In his capacity as President of the National Association of Attorneys General (NAAG), Attorney General Patrick C. Lynch commended an unprecedented agreement between the nation's cable operators and the National Center for Missing and Exploited Children (NCMEC) to remove child pornography sites from the Internet. In the pact they forged, the National Cable and Telecommunications Association (NCTA) and NCMEC agreed to use NCMEC's database of web sites to identify those containing child pornography and to then allow any cable operator that owns or controls a server used by the site to shut it down.

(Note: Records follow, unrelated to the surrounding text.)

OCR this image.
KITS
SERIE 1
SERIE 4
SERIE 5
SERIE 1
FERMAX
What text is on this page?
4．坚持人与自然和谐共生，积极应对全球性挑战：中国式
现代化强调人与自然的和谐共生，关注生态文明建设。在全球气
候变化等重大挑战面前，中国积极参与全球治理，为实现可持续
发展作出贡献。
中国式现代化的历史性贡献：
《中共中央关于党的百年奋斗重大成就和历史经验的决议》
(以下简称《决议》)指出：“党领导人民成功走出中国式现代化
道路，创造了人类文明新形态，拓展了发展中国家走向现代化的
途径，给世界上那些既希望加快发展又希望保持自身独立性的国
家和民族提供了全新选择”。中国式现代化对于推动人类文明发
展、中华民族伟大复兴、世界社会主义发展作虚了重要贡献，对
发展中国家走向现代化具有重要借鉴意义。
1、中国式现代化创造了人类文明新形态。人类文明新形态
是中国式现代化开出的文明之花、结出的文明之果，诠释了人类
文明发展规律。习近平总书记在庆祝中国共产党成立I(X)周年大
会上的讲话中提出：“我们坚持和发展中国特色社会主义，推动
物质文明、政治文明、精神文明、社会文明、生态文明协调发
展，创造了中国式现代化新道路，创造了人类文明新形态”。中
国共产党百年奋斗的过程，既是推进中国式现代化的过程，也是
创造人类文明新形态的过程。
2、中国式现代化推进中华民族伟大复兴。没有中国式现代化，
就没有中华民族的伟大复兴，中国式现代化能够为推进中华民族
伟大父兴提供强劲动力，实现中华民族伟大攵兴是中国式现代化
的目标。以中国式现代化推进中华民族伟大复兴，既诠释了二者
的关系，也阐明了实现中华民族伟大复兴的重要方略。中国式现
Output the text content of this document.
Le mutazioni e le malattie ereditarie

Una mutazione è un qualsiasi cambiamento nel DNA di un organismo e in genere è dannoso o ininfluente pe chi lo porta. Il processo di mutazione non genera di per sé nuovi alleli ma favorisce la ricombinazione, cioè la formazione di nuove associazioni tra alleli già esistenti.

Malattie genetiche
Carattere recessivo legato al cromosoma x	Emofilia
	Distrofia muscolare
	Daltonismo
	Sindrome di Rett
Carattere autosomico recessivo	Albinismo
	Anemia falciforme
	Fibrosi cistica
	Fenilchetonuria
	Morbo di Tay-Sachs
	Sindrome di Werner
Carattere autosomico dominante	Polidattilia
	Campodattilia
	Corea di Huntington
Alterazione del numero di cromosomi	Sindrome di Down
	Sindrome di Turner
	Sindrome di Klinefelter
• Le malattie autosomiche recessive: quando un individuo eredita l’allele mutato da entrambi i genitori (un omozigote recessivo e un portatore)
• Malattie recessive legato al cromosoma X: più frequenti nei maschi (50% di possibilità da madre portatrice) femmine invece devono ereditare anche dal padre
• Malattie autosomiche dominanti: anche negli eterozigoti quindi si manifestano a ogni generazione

"This agreement will give cable broadband providers an invaluable source of information to help them enforce their terms of service, all of which forbid the hosting of such illegal materials on their servers," Lynch said. "The information provided by NCMEC also will help providers identify instances of child pornography, facilitating their reporting of such material to NCMEC as required by federal law, which in turn permits NCMEC to refer these cases to law enforcement for investigation and prosecution."
"In recognition of the dangers our children face in the modern world, I have declared as my NAAG presidential initiative that this is The Year of the Child, and I will focus on strengthening protections for our young people, with a particular concentration on increasing safeguards in relation to technology," Lynch added.
This agreement will limit the ability of predators to store and exchange images of exploitation of those who are among the more vulnerable in our society. It is a new and powerful tool to add to the arsenal of law enforcement agencies. NCTA's members, Internet Service Providers, provide service to more than 90 percent of cable broadband homes.